In the review, the authors examined GWAS studies on these multiple genetic variations and point out that associated DNA sequence variation in these regions must be linked to the altered regulation and/or function of specific genes and pathways modifying endometriosis risk to make further progress.

According to the authors, the genetic variation targets the mostly likely candidate in a few regions. However, GWAS results for other complex diseases have highlighted major gaps in the knowledge about gene regulation. Most GWAS signals are located outside of gene coding regions and are thought to increase disease risk by modifying gene regulation. There will be multiple independent signals in some regions and regulatory variation might target multiple local genes and/or downstream pathways. In this regard, it is difficult to provide strong evidence linking causal variants and gene targets to underpin the translational research needed to develop new treatments.

Identifying causal variants and interpreting the functional consequences of sequence variation in noncoding regions of the genome is challenging. The regulation of gene expression is complex with the expression of many genes influenced by SNP variation in promoters and enhancers and the indirect effects of SNP variation on epigenetic marks. Much of this variation is tissue specific. Fortunately, technical and conceptual advances are helping to develop more systematic approaches to address the functional mechanisms linked to common diseases such as endometriosis. Valuable insights into regulatory sequences in noncoding parts of the genome have come from international initiatives such as the ENCODE project.
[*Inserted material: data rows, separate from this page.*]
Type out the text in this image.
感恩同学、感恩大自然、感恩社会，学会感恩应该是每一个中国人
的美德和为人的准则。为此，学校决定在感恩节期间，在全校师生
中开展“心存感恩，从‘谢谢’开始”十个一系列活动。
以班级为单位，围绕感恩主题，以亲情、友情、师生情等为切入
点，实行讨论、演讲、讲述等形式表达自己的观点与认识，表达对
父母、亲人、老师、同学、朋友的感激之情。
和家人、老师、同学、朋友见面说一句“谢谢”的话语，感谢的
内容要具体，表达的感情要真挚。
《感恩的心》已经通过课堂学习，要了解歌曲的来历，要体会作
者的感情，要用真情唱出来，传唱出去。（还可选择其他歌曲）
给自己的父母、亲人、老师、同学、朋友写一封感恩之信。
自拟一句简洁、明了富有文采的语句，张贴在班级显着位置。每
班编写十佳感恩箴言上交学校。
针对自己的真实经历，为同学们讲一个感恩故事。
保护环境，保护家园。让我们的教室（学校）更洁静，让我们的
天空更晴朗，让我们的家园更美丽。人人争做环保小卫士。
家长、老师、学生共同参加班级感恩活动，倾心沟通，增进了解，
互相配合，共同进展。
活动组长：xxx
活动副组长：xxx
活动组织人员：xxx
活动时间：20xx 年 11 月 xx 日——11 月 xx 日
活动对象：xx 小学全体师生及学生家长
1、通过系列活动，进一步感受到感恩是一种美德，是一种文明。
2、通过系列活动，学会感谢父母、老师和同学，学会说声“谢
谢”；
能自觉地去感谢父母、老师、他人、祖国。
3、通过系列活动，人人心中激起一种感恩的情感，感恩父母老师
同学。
Successful GWAS in endometriosis represents an important first step toward discovery of target genes and pathways responsible for increased risk of endometriosis. To capitalize on these results, follow-up studies require a range of skills combining genetics, genomics, cell biology, functional biology, and clinical research to eventually translate these results into clinical outcomes. Combining gene expression and methylation with genome-wide SNP data can help to identify genetic regulation of gene expression and the role of GWAS hits. Studies will need to be designed with sufficient power and combine genetic and functional biology to determine how these GWAS hits affect endometriosis risk.

The authors conclude the review pointing out the need for using standardized instruments and protocols for collection of phenotypic data and biological specimens which may help international collaborations to develop large datasets with sufficient power to first determine the key target genes.